1. 案例結構目錄

在這里插入圖片描述

2. 案例效果演示

在這里插入圖片描述

3. 步驟分析

配置獲取相關預測資料類別，網路引數
獲取攝像頭視頻
獲取攝像每幀資料，進行格式形狀處理
模型預測、結果NMS過濾
畫圖：顯示物體位置，FPS值（每秒幀數）

4. 代碼實作

匯入相關包

import cv2
import keras
from keras.applications.imagenet_utils import preprocess_input
from keras.backend.tensorflow_backend import set_session
from keras.models import Model
from keras.preprocessing import image
import pickle
import numpy as np
from random import shuffle
from scipy.misc import imread, imresize
from timeit import default_timer as timer

from utils.ssd_utils import BBoxUtility

1、配置獲取相關預測資料類別，網路引數

class VideoTag(object):
    """
    """

    def __init__(self, class_names, model, input_shape):
        # 獲取
        self.class_names = class_names
        self.num_classes = len(class_names)
        self.model = model
        self.input_shape = input_shape
        self.bbox_util = BBoxUtility(self.num_classes)

2、獲取攝像頭視頻

def run(self, video_path=0, conf_thresh=0.6):
     """運行測驗
     """

     vid = cv2.VideoCapture(video_path)
     if not vid.isOpened():
         raise IOError(("找不到對應的視頻或者攝像頭"))

3、獲取攝像每幀資料，進行格式形狀處理

# 獲取視頻或者攝像頭內容
while True:
    retval, orig_image = cap.read()
    if not retval:
        print("視頻檢測結束!")
        return
    source_image = np.copy(orig_image)

    # 進行輸入每幀資料形狀修改以及圖片的格式修改BGR--->RGB
    im_size = (self.input_shape[0], self.input_shape[1])
    resized = cv2.resize(orig_image, im_size)
    rgb = cv2.cvtColor(resized, cv2.COLOR_BGR2RGB)

    # 將資料轉換成原始需要畫出的圖片
    to_draw = cv2.resize(resized, (int(source_image.shape[1]), int(source_image.shape[0])))

4、模型預測、結果NMS過濾

# 使用模型進行每幀資料預測
inputs = [image.img_to_array(rgb)]
tmp_inp = np.array(inputs)
x = preprocess_input(tmp_inp)

y = self.model.predict(x)

# 對預測結果進行NMS過濾
results = self.bbox_util.detection_out(y)

5、畫圖顯示
- 畫出物體位置，給定固定閾值

# 畫圖顯示
if len(results) > 0 and len(results[0]) > 0:
    # 獲取每個框的位置以及類別概率
    det_label = results[0][:, 0]
    det_conf = results[0][:, 1]
    det_xmin = results[0][:, 2]
    det_ymin = results[0][:, 3]
    det_xmax = results[0][:, 4]
    det_ymax = results[0][:, 5]
    # 過濾概率小的
    top_indices = [i for i, conf in enumerate(det_conf) if conf >= conf_thresh]
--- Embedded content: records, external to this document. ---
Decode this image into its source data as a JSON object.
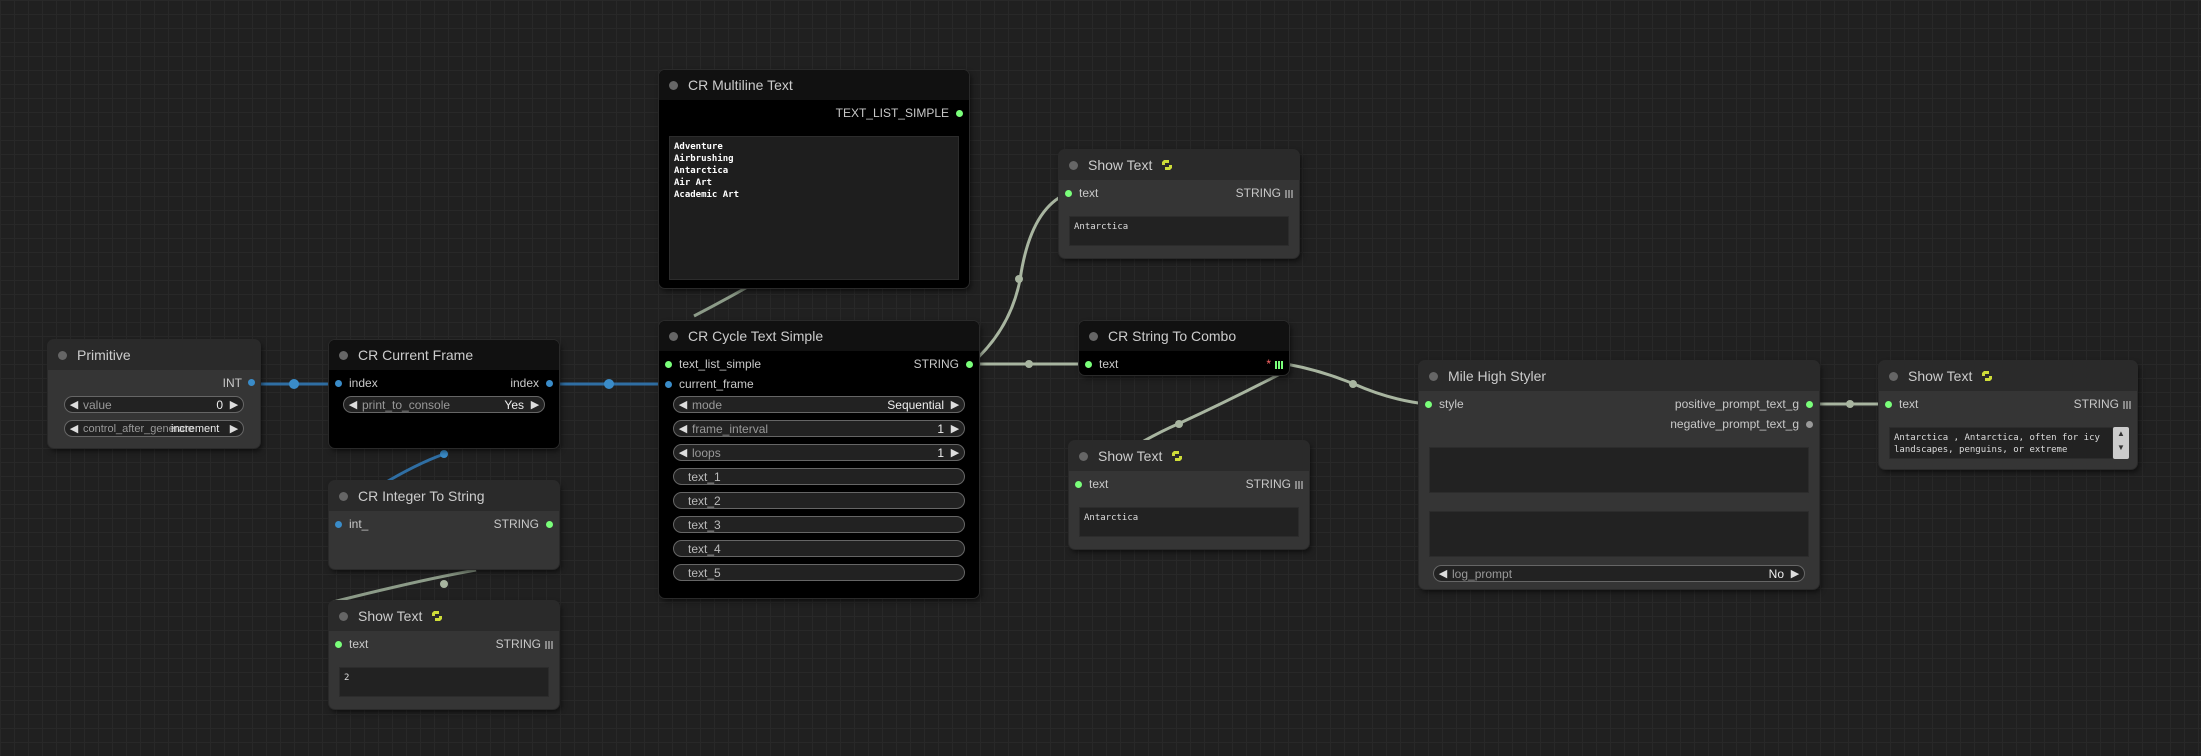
{
  "canvas": {
    "background": "#202020",
    "grid": "#282828"
  },
  "nodes": {
    "primitive": {
      "title": "Primitive",
      "output": "INT",
      "value_label": "value",
      "value": "0",
      "control_label": "control_after_generate",
      "control_value": "increment"
    },
    "current_frame": {
      "title": "CR Current Frame",
      "input": "index",
      "output": "index",
      "print_label": "print_to_console",
      "print_value": "Yes"
    },
    "int_to_string": {
      "title": "CR Integer To String",
      "input": "int_",
      "output": "STRING"
    },
    "show_text_bottom": {
      "title": "Show Text",
      "input": "text",
      "output": "STRING",
      "content": "2"
    },
    "multiline": {
      "title": "CR Multiline Text",
      "output": "TEXT_LIST_SIMPLE",
      "content": "Adventure\nAirbrushing\nAntarctica\nAir Art\nAcademic Art"
    },
    "cycle": {
      "title": "CR Cycle Text Simple",
      "input1": "text_list_simple",
      "input2": "current_frame",
      "output": "STRING",
      "mode_label": "mode",
      "mode_value": "Sequential",
      "frame_interval_label": "frame_interval",
      "frame_interval_value": "1",
      "loops_label": "loops",
      "loops_value": "1",
      "texts": [
        "text_1",
        "text_2",
        "text_3",
        "text_4",
        "text_5"
      ]
    },
    "show_text_top": {
      "title": "Show Text",
      "input": "text",
      "output": "STRING",
      "content": "Antarctica"
    },
    "string_to_combo": {
      "title": "CR String To Combo",
      "input": "text",
      "output": "*"
    },
    "show_text_mid": {
      "title": "Show Text",
      "input": "text",
      "output": "STRING",
      "content": "Antarctica"
    },
    "styler": {
      "title": "Mile High Styler",
      "input": "style",
      "output1": "positive_prompt_text_g",
      "output2": "negative_prompt_text_g",
      "log_label": "log_prompt",
      "log_value": "No"
    },
    "show_text_right": {
      "title": "Show Text",
      "input": "text",
      "output": "STRING",
      "content": "Antarctica , Antarctica, often for icy landscapes, penguins, or extreme"
    }
  },
  "icons": {
    "python": "python-icon"
  },
  "colors": {
    "int_link": "#3a8cc9",
    "string_link": "#a8b5a0",
    "slot_green": "#7aff7a"
  }
}
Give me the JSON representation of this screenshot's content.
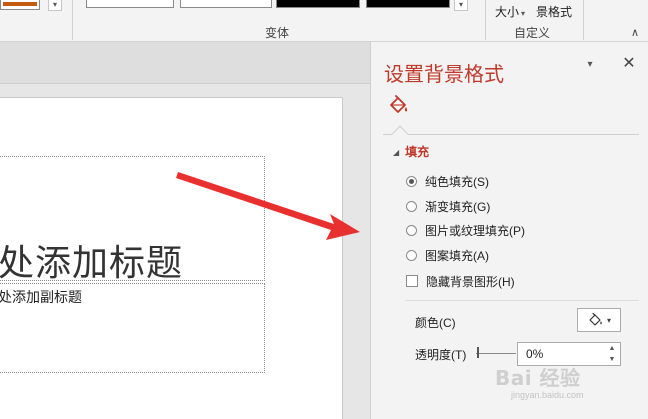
{
  "ribbon": {
    "variants_group_label": "变体",
    "size_button_label": "大小",
    "size_dropdown_glyph": "▾",
    "background_format_label": "景格式",
    "customize_group_label": "自定义",
    "gallery_dropdown_glyph": "▾",
    "collapse_glyph": "∧"
  },
  "slide": {
    "title_text": "处添加标题",
    "subtitle_text": "处添加副标题"
  },
  "pane": {
    "title": "设置背景格式",
    "menu_glyph": "▾",
    "close_glyph": "✕",
    "section_title": "填充",
    "section_triangle": "◢",
    "fill_options": [
      {
        "label": "纯色填充(S)",
        "selected": true
      },
      {
        "label": "渐变填充(G)",
        "selected": false
      },
      {
        "label": "图片或纹理填充(P)",
        "selected": false
      },
      {
        "label": "图案填充(A)",
        "selected": false
      }
    ],
    "hide_background_label": "隐藏背景图形(H)",
    "color_label": "颜色(C)",
    "color_caret": "▾",
    "transparency_label": "透明度(T)",
    "transparency_value": "0%",
    "spin_up": "▲",
    "spin_down": "▼"
  },
  "watermark": {
    "text": "Bai 经验",
    "url": "jingyan.baidu.com"
  },
  "colors": {
    "accent_red": "#c0392b",
    "arrow_red": "#e8302f"
  }
}
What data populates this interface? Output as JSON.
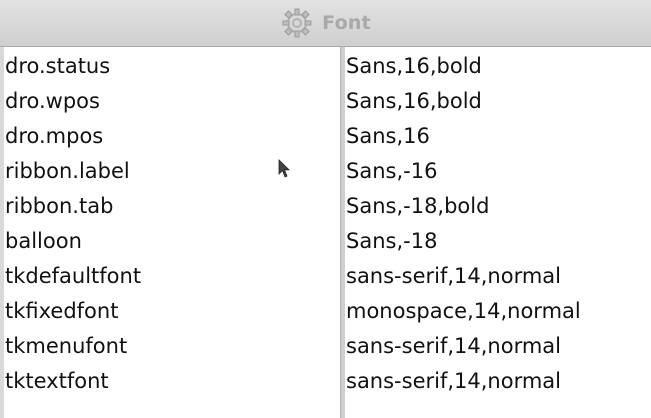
{
  "window": {
    "title": "Font",
    "icon": "gear-icon"
  },
  "fonts": {
    "names": [
      "dro.status",
      "dro.wpos",
      "dro.mpos",
      "ribbon.label",
      "ribbon.tab",
      "balloon",
      "tkdefaultfont",
      "tkfixedfont",
      "tkmenufont",
      "tktextfont"
    ],
    "values": [
      "Sans,16,bold",
      "Sans,16,bold",
      "Sans,16",
      "Sans,-16",
      "Sans,-18,bold",
      "Sans,-18",
      "sans-serif,14,normal",
      "monospace,14,normal",
      "sans-serif,14,normal",
      "sans-serif,14,normal"
    ]
  }
}
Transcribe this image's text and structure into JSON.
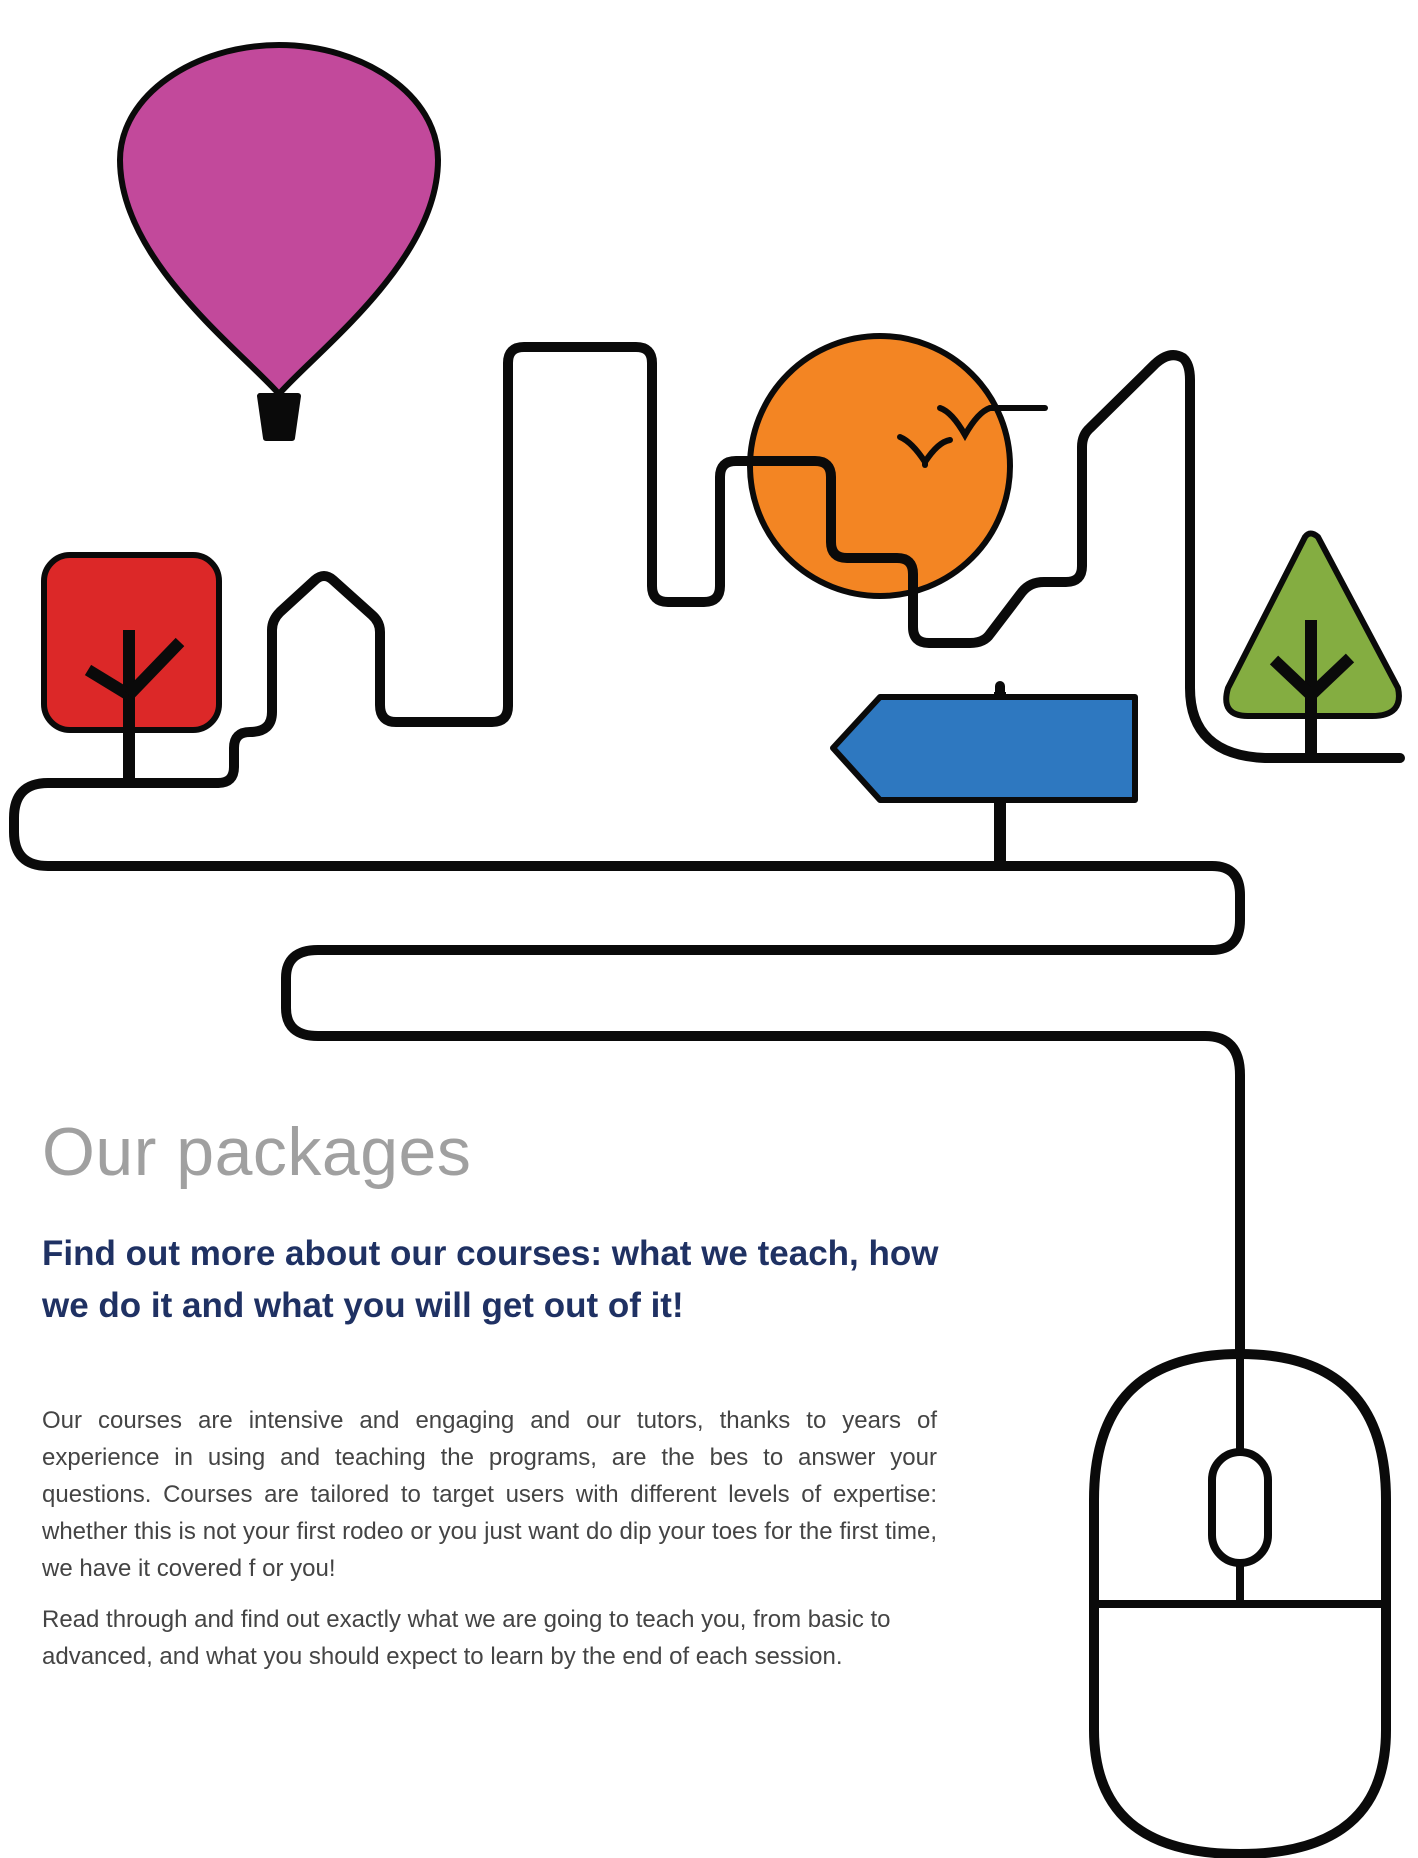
{
  "page": {
    "title": "Our packages",
    "subtitle": "Find out more about our courses: what we teach, how we do it and what you will get out of it!",
    "paragraphs": [
      "Our courses are intensive and engaging and our tutors, thanks to years of experience in  using and teaching the programs, are the bes to answer your questions. Courses are tailored to target users with different levels of expertise: whether this is not your first rodeo or you just want do dip your toes for the first time, we have it covered f or you!",
      "Read through and find out exactly what we are going to teach you, from basic to advanced, and what you should expect to learn by the end of each session."
    ]
  },
  "illustration": {
    "line_color": "#0a0a0a",
    "balloon_color": "#c2499b",
    "sun_color": "#f38523",
    "red_tree_color": "#dc2828",
    "green_tree_color": "#84ad41",
    "signpost_color": "#2e78c0"
  }
}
    top_conf = det_conf[top_indices]
    top_label_indices = det_label[top_indices].tolist()
    top_xmin = det_xmin[top_indices]
    top_ymin = det_ymin[top_indices]
    top_xmax = det_xmax[top_indices]
    top_ymax = det_ymax[top_indices]

    for i in range(top_conf.shape[0]):
        xmin = int(round(top_xmin[i] * to_draw.shape[1]))
        ymin = int(round(top_ymin[i] * to_draw.shape[0]))
        xmax = int(round(top_xmax[i] * to_draw.shape[1]))
        ymax = int(round(top_ymax[i] * to_draw.shape[0]))

        # 對于四個坐標物體框進行畫圖顯示
        class_num = int(top_label_indices[i])
        cv2.rectangle(to_draw, (xmin, ymin), (xmax, ymax),
                      self.class_colors[class_num], 2)
        text = self.class_names[class_num] + " " + ('%.2f' % top_conf[i])

        # 文本框進行設定顯示
        text_top = (xmin, ymin - 10)
        text_bot = (xmin + 80, ymin + 5)
        text_pos = (xmin + 5, ymin)
        cv2.rectangle(to_draw, text_top, text_bot, self.class_colors[class_num], -1)
        cv2.putText(to_draw, text, text_pos, cv2.FONT_HERSHEY_SIMPLEX, 0.35, (0, 0, 0), 1)

顯示FPS引數

# 計算 FPS顯示
fps = "FPS: " + str(cap.get(cv2.CAP_PROP_FPS))

# 畫出FPS
cv2.rectangle(to_draw, (0, 0), (50, 17), (255, 255, 255), -1)
cv2.putText(to_draw, fps, (3, 10), cv2.FONT_HERSHEY_SIMPLEX, 0.35, (0, 0, 0), 1)

顯示圖片

	# 顯示圖片
    cv2.imshow("SSD result", to_draw)
    cv2.waitKey(1)
# 釋放capture資源
cap.release()
cv2.destroyAllWindows()

5. 呼叫視頻預測

import sys
import keras
from utils.tag_video import VideoTag
from nets.ssd_net import SSD300


def main():

    input_shape = (300, 300, 3)

    # 資料集的配置
    class_names = ["background", "aeroplane", "bicycle", "bird", "boat", "bottle", "bus", "car", "cat", "chair", "cow",
                   "diningtable", "dog", "horse", "motorbike", "person", "pottedplant", "sheep", "sofa", "train",
                   "tvmonitor"]

    NUM_CLASSES = len(class_names)

    model = SSD300(input_shape, num_classes=NUM_CLASSES)

    # 加載模型
    model.load_weights('./ckpt/pre_trained/weights_SSD300.hdf5')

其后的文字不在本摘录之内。